Eric, or E, as he comes to be called by his friends over the course of the novel, is the son of a state senator, the grandson of yet another politician, and has been raised to understand that he isn’t just anyone; he is a CONNELLY MAN and he has to live up to the family name–maybe even so far as eventually running for president. Eric has given up a lot to live up to his father’s expectations, and is more than a little resentful. As a sophomore, Eric had dated Paige but soon realized he was more attracted to guys than girls…which as a CONNELLY MAN could prove problematic. His future is laid out for him completely, and he is giving up the summer before he starts college to intern at a legal firm his father used to work for. And then, a chance encounter in the office at his high school with Jordan Grant, the gorgeous son of a wealthy filmmaker, derails his entire summer….and possibly his future as well.

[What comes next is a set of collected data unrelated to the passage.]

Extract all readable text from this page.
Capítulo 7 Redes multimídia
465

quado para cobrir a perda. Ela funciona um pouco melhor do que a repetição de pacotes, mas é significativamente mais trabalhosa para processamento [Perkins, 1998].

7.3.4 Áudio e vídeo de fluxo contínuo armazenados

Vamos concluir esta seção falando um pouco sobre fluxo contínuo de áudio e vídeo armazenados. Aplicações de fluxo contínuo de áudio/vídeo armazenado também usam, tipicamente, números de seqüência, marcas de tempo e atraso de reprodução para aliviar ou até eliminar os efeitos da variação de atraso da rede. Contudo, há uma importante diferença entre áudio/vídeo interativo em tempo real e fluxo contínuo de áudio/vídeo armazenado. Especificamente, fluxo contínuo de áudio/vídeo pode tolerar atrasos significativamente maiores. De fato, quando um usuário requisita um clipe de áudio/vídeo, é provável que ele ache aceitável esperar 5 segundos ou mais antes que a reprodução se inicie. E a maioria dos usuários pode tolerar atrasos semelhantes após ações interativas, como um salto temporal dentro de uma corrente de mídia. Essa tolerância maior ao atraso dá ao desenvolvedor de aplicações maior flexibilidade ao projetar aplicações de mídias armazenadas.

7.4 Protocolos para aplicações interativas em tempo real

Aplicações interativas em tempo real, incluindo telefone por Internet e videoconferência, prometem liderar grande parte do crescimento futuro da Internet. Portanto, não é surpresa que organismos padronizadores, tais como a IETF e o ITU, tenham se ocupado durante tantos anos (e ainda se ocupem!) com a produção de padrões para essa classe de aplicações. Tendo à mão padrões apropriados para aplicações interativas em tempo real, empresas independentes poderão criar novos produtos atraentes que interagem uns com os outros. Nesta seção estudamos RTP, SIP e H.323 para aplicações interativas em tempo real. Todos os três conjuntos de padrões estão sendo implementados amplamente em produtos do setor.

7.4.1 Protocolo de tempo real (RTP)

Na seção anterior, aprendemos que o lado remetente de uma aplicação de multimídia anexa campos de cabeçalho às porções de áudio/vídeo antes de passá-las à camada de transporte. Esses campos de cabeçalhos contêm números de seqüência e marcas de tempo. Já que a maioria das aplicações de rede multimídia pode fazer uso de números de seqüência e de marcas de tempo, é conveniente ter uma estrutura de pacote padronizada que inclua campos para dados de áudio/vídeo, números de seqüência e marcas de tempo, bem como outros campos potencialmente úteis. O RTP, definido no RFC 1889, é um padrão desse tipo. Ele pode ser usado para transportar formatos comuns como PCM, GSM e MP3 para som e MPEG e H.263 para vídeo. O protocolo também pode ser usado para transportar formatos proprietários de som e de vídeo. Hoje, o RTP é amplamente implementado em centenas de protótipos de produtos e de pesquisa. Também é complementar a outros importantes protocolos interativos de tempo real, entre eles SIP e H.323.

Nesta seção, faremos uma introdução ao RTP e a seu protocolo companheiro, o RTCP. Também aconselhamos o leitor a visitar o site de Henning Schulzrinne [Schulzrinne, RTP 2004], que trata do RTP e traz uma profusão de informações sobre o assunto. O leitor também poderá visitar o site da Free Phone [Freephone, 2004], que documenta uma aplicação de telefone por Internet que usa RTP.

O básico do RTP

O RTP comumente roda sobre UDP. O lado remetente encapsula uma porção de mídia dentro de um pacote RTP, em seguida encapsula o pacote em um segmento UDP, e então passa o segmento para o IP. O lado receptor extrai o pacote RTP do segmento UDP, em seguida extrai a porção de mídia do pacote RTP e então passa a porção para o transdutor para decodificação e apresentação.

Soon, Eric (E, as Jordan likes to call him) has a full blown crush on Jordan, even though he seems to be involved loosely with Haley. All four of these kids–they live in a Malibu-like, affluent wealthy town called Capilano–have some damage: Paige’s father is going to be tried for embezzling and misleading investment clients (a la Madoff); Haley’s mother is a model who idealizes her eldest daughter, a successful model, and is always putting Haley down and making her feel bad about herself, which led to an eating disorder and a stay in a hospital; E himself is struggled against the life path his father has chosen for him; and Jordan is…well, what exactly is Jordan’s damage?

I don’t want to spoil anything, but suffice it to say that the group becomes involved in ‘fixing’ things around Capilano; injustices they step up to correct. And as E becomes more deeply involved in the fixes, as his own life path begins to spin out of control and he falls deeper and deeper under Jordan’s spell..the book continues racing along at a frenetic, insane pace that makes it impossible to put down until it’s finished.

It was also lovely to see a novel, published by a mainstream press and written by a non-gay author, that so carefully, conscientiously, and sympathetically explored the struggle and complexity of coming to terms with a sexuality that does not jibe with family expectations, as well as the emotional grappling with how can I not be my true self for the rest of my life?; not to mention the emotional complexity of falling in love for the first time.

The story is intricate as well; this is a fine example of young adult noir, the kind the amazing Jay Bennett used to write.

Highly recommended, and really looking forward to reading How to Win at High School.